Propoganda at Court: The Medici and Printmaking

Saturday, November 28, 2009 - Sunday, March 7, 2010
The Medici, the leading family of Florence, became the city’s absolute rulers and attained European preeminence in the sixteenth century. In the early part of the century, two of its members became practically successive popes as Leo X (fl. 1513‐21) and Clement VII (1523‐34), bringing unprecedented political as well as spiritual power. After two moments of republican rule in Florence (1494‐1512 and 1527‐30), during which the Medici were expelled, the family was restored and its rule over the city consolidated. Cosimo I (fl. 1537‐74) expanded control over much of central Italy and amassed tremendous wealth by military force and diplomatic skill, becoming the first grand duke of Tuscany in 1569. His immediate successors, his sons Francesco I (fl. 1574‐87) and Ferdinando I (fl. 1587‐1609), were able to maintain his authority and prestige. Throughout, the Medici maintained the tradition of enlightened patronage of the arts that had been established in the fifteenth century, and the visual style of their court, often called Maniera, became the measure of artistic sophistication across Europe.
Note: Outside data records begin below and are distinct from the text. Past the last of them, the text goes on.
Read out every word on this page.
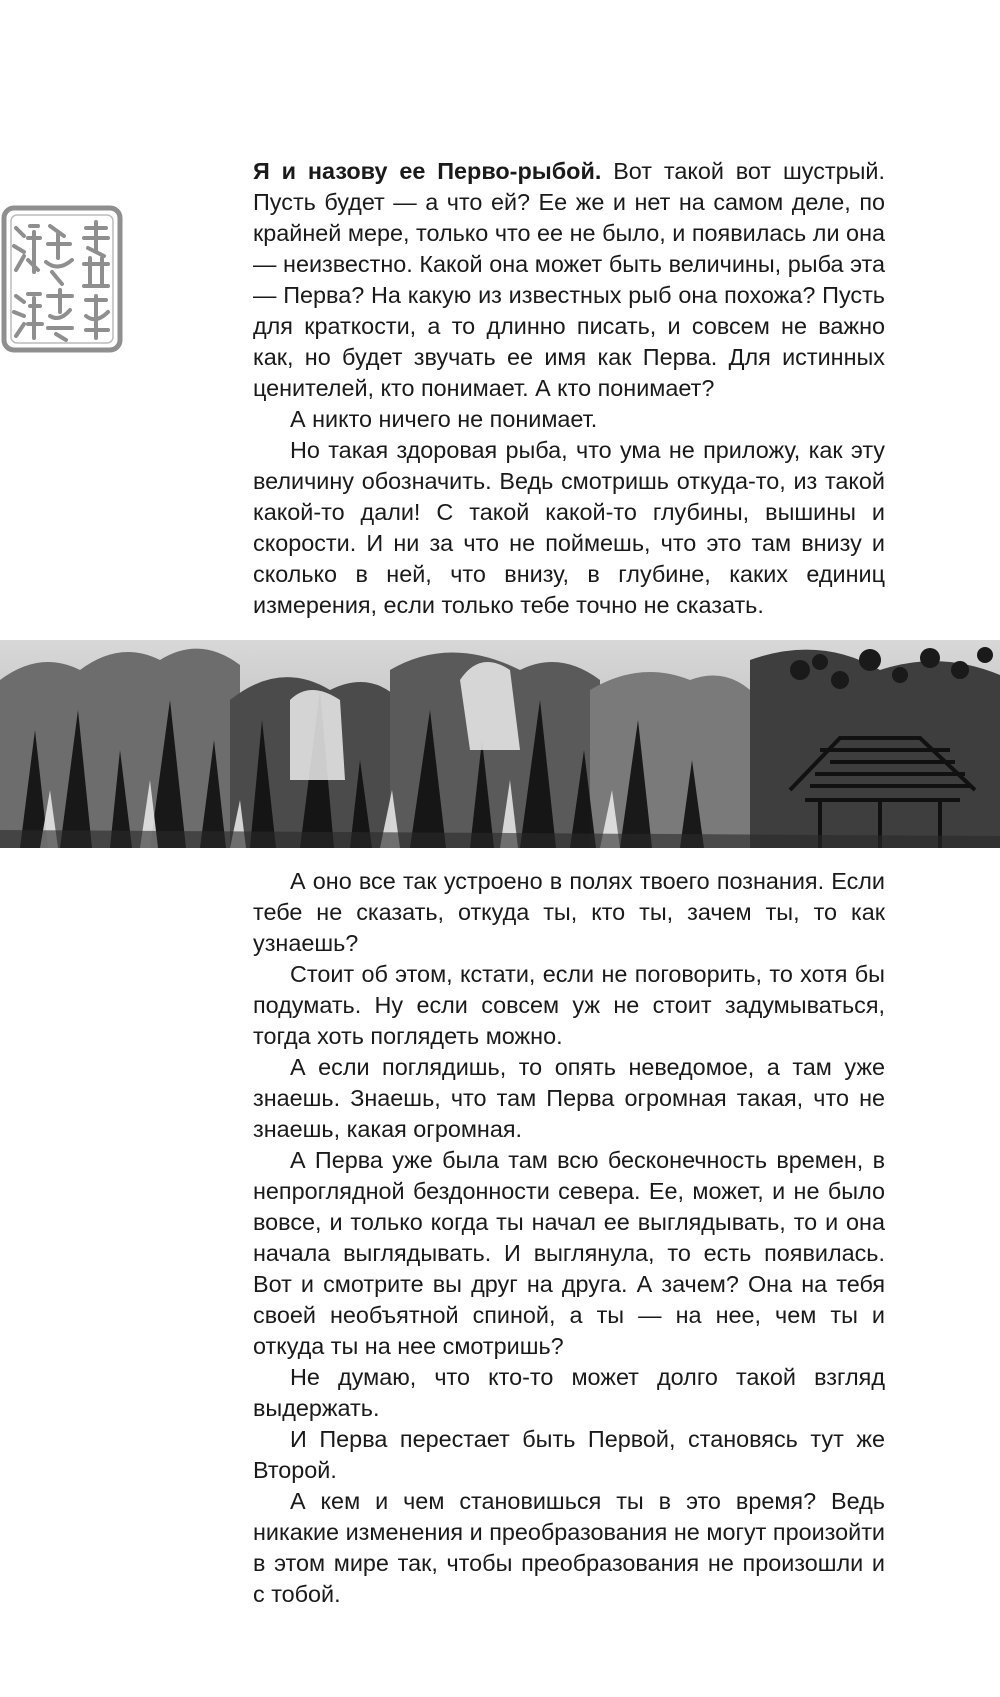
Я и назову ее Перво-рыбой. Вот такой вот шустрый. Пусть будет — а что ей? Ее же и нет на самом деле, по крайней мере, только что ее не было, и появилась ли она — неизвестно. Какой она может быть величины, рыба эта — Перва? На какую из известных рыб она похожа? Пусть для краткости, а то длинно писать, и совсем не важно как, но будет звучать ее имя как Перва. Для истинных ценителей, кто понимает. А кто понимает?

А никто ничего не понимает.

Но такая здоровая рыба, что ума не приложу, как эту величину обозначить. Ведь смотришь откуда-то, из такой какой-то дали! С такой какой-то глубины, вышины и скорости. И ни за что не поймешь, что это там внизу и сколько в ней, что внизу, в глубине, каких единиц измерения, если только тебе точно не сказать.

А оно все так устроено в полях твоего познания. Если тебе не сказать, откуда ты, кто ты, зачем ты, то как узнаешь?

Стоит об этом, кстати, если не поговорить, то хотя бы подумать. Ну если совсем уж не стоит задумываться, тогда хоть поглядеть можно.

А если поглядишь, то опять неведомое, а там уже знаешь. Знаешь, что там Перва огромная такая, что не знаешь, какая огромная.

А Перва уже была там всю бесконечность времен, в непроглядной бездонности севера. Ее, может, и не было вовсе, и только когда ты начал ее выглядывать, то и она начала выглядывать. И выглянула, то есть появилась. Вот и смотрите вы друг на друга. А зачем? Она на тебя своей необъятной спиной, а ты — на нее, чем ты и откуда ты на нее смотришь?

Не думаю, что кто-то может долго такой взгляд выдержать.

И Перва перестает быть Первой, становясь тут же Второй.

А кем и чем становишься ты в это время? Ведь никакие изменения и преобразования не могут произойти в этом мире так, чтобы преобразования не произошли и с тобой.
Prints played an important part in the expression of Medici power and
sophistication. This part has not been sufficiently recognized because their production took several, initially indirect forms. Starting in the 1520s, the Medici’s favorite artist, the sculptor Baccio Bandinelli, made designs for several of the period’s most ambitious engravings, but these were executed in Rome, which possessed the requisite infrastructure. When paintings by the later court artist Giorgio Vasari were engraved, they were consigned to Netherlandish printmakers, and even when his followers like Johannes Stradanus systematically developed new, courtly subjects, they were sent off to the thriving workshops of Antwerp. Only toward the end of the Medici’s greatest power, with the etchings of Jacques Callot and Stefano della Bella, did print production emerge in Florence proper and its subjects become the life of the family. However distinct these phases, however complicated this development, printmaking enjoyed a closer and more sustained connection to the Medici than to any other family in Europe.